Non è solo un letto
Pubblicato il 26-06-2024
Prima del 1988, quando abbiamo aperto il dormitorio maschile, non avevamo mai organizzato in maniera strutturata un’accoglienza vera e propria.
Come Sermig, sin dagli inizi, avevamo chiaro il desiderio di seguire Gesù, ma le modalità si sono definite nel corso del tempo. Alcuni episodi ci hanno fatto capire che il problema di chi non aveva un letto dove dormire ci toccava direttamente.
Una telefonata per avvertirci di un ragazzo che dormiva su una grata, di quelle che vengono usate per far sfiatare i riscaldamenti, la morte di alcune persone senza fissa dimora. Infine, quel ragazzo che puntando il dito contro Ernesto gli chiese a bruciapelo: «Ma tu Ernesto, questa sera dove dormi?». Episodi e incontri che ci hanno interrogato in profondità e che ci hanno portato alla decisione di impegnarci in prima persona. Iniziammo a girare tutto il nord Italia per capire come funzionavano gli altri dormitori, per imparare come fare.
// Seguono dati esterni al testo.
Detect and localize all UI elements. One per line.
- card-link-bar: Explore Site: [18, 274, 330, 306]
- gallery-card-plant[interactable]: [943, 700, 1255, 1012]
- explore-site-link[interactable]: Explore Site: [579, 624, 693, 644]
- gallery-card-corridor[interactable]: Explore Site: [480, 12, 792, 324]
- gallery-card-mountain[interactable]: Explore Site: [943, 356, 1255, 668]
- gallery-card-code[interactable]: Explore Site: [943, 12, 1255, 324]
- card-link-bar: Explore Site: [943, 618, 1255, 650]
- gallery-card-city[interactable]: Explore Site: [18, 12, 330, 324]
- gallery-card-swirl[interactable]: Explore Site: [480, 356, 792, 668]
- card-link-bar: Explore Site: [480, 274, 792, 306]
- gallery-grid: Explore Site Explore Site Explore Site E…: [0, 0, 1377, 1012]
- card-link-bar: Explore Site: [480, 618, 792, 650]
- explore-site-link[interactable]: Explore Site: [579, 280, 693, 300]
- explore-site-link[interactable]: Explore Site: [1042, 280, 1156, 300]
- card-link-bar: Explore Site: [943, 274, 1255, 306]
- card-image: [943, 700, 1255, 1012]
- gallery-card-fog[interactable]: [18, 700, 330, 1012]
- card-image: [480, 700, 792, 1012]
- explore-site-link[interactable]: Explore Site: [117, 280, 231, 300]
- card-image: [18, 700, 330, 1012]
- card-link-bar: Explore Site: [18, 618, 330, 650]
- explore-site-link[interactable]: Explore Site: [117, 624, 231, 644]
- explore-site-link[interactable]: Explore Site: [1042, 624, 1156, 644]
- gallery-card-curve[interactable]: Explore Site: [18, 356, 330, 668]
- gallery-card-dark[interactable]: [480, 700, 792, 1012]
Siamo partiti così, con i primi ospiti che ci venivano segnalati dall’Ufficio Stranieri.
Accanto a me c’erano sempre Guido, Claudio e Rinaldo della Fraternità. Poi si sono avvicinati tanti volontari che ancora oggi sono presenti: Adriano, Marco, Francone e Sandro, solo per fare alcuni nomi tra i tantissimi che mi vengono in mente. Pian piano siamo cresciuti e con noi è nato un metodo. Da subito abbiamo capito che non bastavano le buone intenzioni.
Pensavamo bastasse un po’ di buon senso e collaborazione, ma le persone che vivono per la strada guardano alla realtà con occhi diversi. L’esperienza che vivono li porta spesso a essere arrabbiati e sospettosi.
Nei primi tempi, molti arrivavano in accoglienza ponendosi con prepotenza. Noi, con pacatezza e fermezza, abbiamo fatto capire che c’erano delle regole di convivenza che chiedevamo loro di rispettare, non abbiamo tollerato i comportamenti aggressivi o violenti, abbiamo vietato l’introduzione in accoglienza di bevande alcoliche e droghe, e richiesto il rispetto degli orari.
I primi due anni sono stati veramente difficili.
Abbiamo toccato con mano cosa significasse accogliere i poveri! Ci sono state notti difficili, ma ci hanno permesso di mettere in piedi un servizio che ha iniziato a ingranare e a funzionare. Siamo diventati più attenti e pronti e poco alla volta abbiamo allargato la possibilità di accoglienza arrivando, nel giro di qualche anno a ospitare oltre100 uomini. E con il crescere del numero di posti, sono aumentati anche i volontari. Nel frattempo la tipologia degli ospiti cambiava.
A fine anni ’90 la prevalenza degli ospiti era di origine maghrebina, poi c’è stata una vera e propria ondata di uomini provenienti dai Paesi dell’Est, specialmente dalla Romania e dal 2000 in avanti rifugiati dall’Africa Subsahariana, dal corno d’Africa e poi ancora Pakistan, Afghanistan. In quegli anni sono cominciati ad aumentare gli ospiti italiani che negli anni precedenti erano in numero esiguo. Oggi la situazione si è complicata parecchio.
Tantissimi – soprattutto italiani – vivono in condizioni di marginalità sociale da cui è complicatissimo uscire. Vuoi perché sono anziani, vuoi perché è da troppo tempo che sono sulla strada. Eppure, ci sono tantissime storie di caduta e riscatto.
Un dormitorio come il nostro non può risolvere tutti i problemi del mondo.
Però può dare un’occasione a chi ha bisogno di un tempo e di uno spazio per ripartire. Proprio qualche giorno fa è venuto a trovarmi un nostro ex ospite che si era ritrovato sulla strada.
Una persona in gamba piena di risorse, con tanto di patentino da allenatore ottenuto a Coverciano.
Allora ci aveva messo due mesi per rimettersi in piedi, trovare lavoro e riprendersi la propria vita. Storie di speranza che ripartono quando vengono accolte.